The wet thing licked over his face, a loathsome cold tongue, water in his eyes and on his chest. He had a chest. And a heart. The Devil spoke in the voice of a maid.
"Wake now, my lord." It was the gentlewoman who had served Melanthe. He could see her through slitted and dripping eyes, and felt sorry that she had died, too. Wolves, he thought. Wolves had eaten her. "Try to wake," she said. "Drink this."
He turned his head away. "De'il," he mumbled, the word barely passing his throat. "Deviel."
"He's alive," Allegreto said. "Are you satisfied?"
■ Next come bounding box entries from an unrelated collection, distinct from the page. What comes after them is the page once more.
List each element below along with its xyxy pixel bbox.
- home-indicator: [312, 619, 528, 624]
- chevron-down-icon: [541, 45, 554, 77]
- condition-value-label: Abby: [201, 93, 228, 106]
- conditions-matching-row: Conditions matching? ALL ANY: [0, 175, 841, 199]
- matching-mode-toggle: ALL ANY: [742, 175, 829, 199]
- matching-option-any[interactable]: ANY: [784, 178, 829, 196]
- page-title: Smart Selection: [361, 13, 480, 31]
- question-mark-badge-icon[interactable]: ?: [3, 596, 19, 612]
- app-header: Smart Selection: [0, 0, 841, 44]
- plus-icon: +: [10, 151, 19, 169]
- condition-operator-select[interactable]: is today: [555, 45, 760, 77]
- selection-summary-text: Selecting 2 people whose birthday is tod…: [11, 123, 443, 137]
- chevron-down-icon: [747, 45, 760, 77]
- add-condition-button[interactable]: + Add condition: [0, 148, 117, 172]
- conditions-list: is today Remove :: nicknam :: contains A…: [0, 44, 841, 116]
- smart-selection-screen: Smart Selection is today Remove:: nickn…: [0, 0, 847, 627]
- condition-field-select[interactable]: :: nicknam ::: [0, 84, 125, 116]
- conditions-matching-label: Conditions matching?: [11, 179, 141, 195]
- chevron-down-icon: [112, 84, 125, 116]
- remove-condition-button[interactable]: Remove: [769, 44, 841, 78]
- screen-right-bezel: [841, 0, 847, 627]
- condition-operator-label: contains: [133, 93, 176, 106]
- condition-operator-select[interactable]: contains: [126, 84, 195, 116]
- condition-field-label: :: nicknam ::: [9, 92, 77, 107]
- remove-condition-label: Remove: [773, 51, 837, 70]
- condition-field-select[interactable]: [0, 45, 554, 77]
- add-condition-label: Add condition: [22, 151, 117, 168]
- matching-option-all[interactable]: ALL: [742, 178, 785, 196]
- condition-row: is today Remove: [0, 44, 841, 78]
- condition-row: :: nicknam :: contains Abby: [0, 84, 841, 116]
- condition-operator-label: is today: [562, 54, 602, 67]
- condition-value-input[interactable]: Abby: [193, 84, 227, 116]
He could not make sense of it. Alive. Dead. Purgatory, and these were his demons. He didn't think the worst could have begun yet, for Melanthe was not among them, but he had no doubt that she would come and take delight to torture him. She had smiled as he drank her poison, knowing that she killed him.
* * *
Allegreto returned from the river, beckoning to Cara from the door at the top of the stairs. She was glad to leave this awful place, abandoned as it seemed to be by the monks who had built it, indeed, by God Himself. The great round cellar still held a few ale-kegs, but the water well dominated the brewery, a black pit as wide across as a castle turret.
She hurried up the arch of stone steps, leaving the water bucket full and one candle burning for their prisoner. Allegreto closed the heavy door, barred and locked it.
"I'll walk with you to the lodge," he said. "There's a horse, and a guide to take you back."
She followed him up the wide, sloped passage. At t
he outer door he opened the wicket and doused the candle. They both ducked through the small door.
A half-moon was rising, shedding light on the empty monastery. Buildings rose about them in black and gray bulks. She pulled her hood over her head and lifted her skirt as he led her across a grassy plot. Her footsteps echoed softly as they passed onto the paved cloister.
A half-year past she would have been terrified out of her mind to walk here in the silence and emptiness. But Allegreto was with her, and not even the ghosts of dead men could frighten her. An old monastery on a summer night, only abandoned because the monks had preferred some better place, held nothing so fearsome as he was.
He walked ahead of her, noiseless, turning through another passage where the moonlight shone in a pale arch at the other end. They followed the overgrown road to the gatehouse, and Allegreto gave her his hand to help her over the slanted timbers of the half-fallen door.
He let go of her instantly. But he stopped, facing Cara in the starlight. "Is it true—or did you say it for my father?"
She couldn't look into his face. Since they had left Bowland, she in Princess Melanthe's household and he in Gian's, there had been nothing but the briefest dealings between them, messages passed for her mistress and no more. She was safe with him, she knew; she did not even fear ghosts with him beside her, but Guy had been given a place with the princess as a yeoman of horse. He was well within Allegreto's reach.
"No," she lied. "No, I just said it, so that—" She stopped.
"So that my father would not force you." Mortification hovered in his voice. "I wouldn't have—I didn't, did I? I could have said yes to him."
"Let us not speak of this." She started past, suddenly fearing him as she had not before, fearing that they were alone here in the empty dark.
"Are you betrothed to him?"
"No." She said it too quickly, too breathlessly. That was to protect Guy, but she had no lie to protect herself if Allegreto chose to constrain her by strength.